Protection of personal identifiable information (PII) in big data deployments remains a big concern because current technology designed to protect such information cannot guarantee its safety.
While businesses use PII to serve up targeted ads, products and services (something that’s considered a benefit by some), the exposure of PII can render a person vulnerable to unwarranted scrutiny, potential profiling and discrimination or exclusion based on demographic data, according to an article in the Stanford Law Review.
In order to protect people from biases and misuse of their personal information, some organizations use de-identification to uncouple information identifying person from other data associated to that person.
De-identification methods such as anonymization, pseudonymization, encryption, key-coding and data sharing to separate PII from actual identities.
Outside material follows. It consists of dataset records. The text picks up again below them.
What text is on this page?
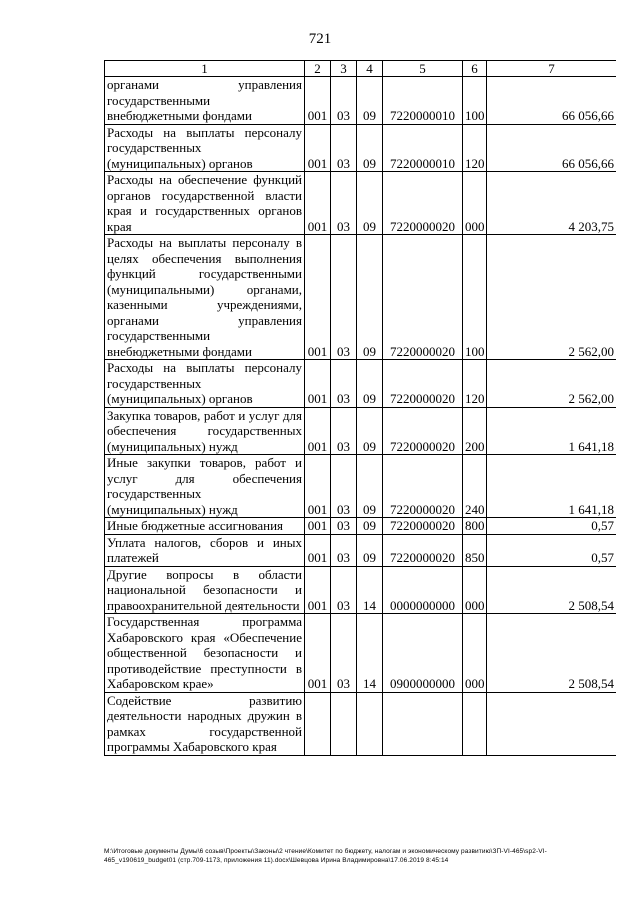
721
1	2	3	4	5	6	7
органами управления государственными внебюджетными фондами	001	03	09	7220000010	100	66 056,66
Расходы на выплаты персоналу государственных (муниципальных) органов	001	03	09	7220000010	120	66 056,66
Расходы на обеспечение функций органов государственной власти края и государственных органов края	001	03	09	7220000020	000	4 203,75
Расходы на выплаты персоналу в целях обеспечения выполнения функций государственными (муниципальными) органами, казенными учреждениями, органами управления государственными внебюджетными фондами	001	03	09	7220000020	100	2 562,00
Расходы на выплаты персоналу государственных (муниципальных) органов	001	03	09	7220000020	120	2 562,00
Закупка товаров, работ и услуг для обеспечения государственных (муниципальных) нужд	001	03	09	7220000020	200	1 641,18
Иные закупки товаров, работ и услуг для обеспечения государственных (муниципальных) нужд	001	03	09	7220000020	240	1 641,18
Иные бюджетные ассигнования	001	03	09	7220000020	800	0,57
Уплата налогов, сборов и иных платежей	001	03	09	7220000020	850	0,57
Другие вопросы в области национальной безопасности и правоохранительной деятельности	001	03	14	0000000000	000	2 508,54
Государственная программа Хабаровского края «Обеспечение общественной безопасности и противодействие преступности в Хабаровском крае»	001	03	14	0900000000	000	2 508,54
Содействие развитию деятельности народных дружин в рамках государственной программы Хабаровского края						
M:\Итоговые документы Думы\6 созыв\Проекты\Законы\2 чтение\Комитет по бюджету, налогам и экономическому развитию\ЗП-VI-465\sp2-VI-465_v190619_budget01 (стр.709-1173, приложения 11).docx\Шевцова Ирина Владимировна\17.06.2019 8:45:14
Anonymization involves removing names, addresses and social security numbers; pseudonymization replaces this data with nicknames and other artificial identifiers. Key-coding, encodes PII and creates a key for decoding them.
Sharding breaks off parts of the data in a horizontal partition. This method provides just enough data to work with but not enough to identity a person.
However, the problem is that current de-identification techniques can be countered by re-identification strategies,
Once you have “even one type of data to work with,” according to Keith Carter, adjunct professor at the business school of the National University of Singapore, data can be pieced back together again in many way.
Carter spoke recently at the Big Data World Asia 2013 conference.
For instance, he said, a business or government is able to get hold of a list of GPS records covering a year, it could be used to determine the identity of a person.
Organizations can deduce the identity of a person, Carter said, by pinpointing the address that person “regularly come from at seven or eight in the morning.” Researchers will be able to determine if the person went to an office or a school.
From this point, addresses and names could be obtained with a high degree of accuracy using public address tools.
Vulnerabilities like these exist because big data systems where never intended to do what they do today, said Brian Christian , chief technology officer for Zettaset Inc., a big data management platform firm.
He said enterprises manage big data systems that are complex and need to execute multiple hand-offs to other systems. Each hand-off is a vulnerable junction, he said.
While de-identification has become a key component of business models in areas such as healthcare, online advertising and cloud computing, it may not be able to provide an adequate solution to big data privacy concerns.
There’s a notion that businesses and governments have spent a lot of money on de-identification to protect PII, Carter said, but what they may have accomplished is to provide themselves with a safe harbor by using de-identification.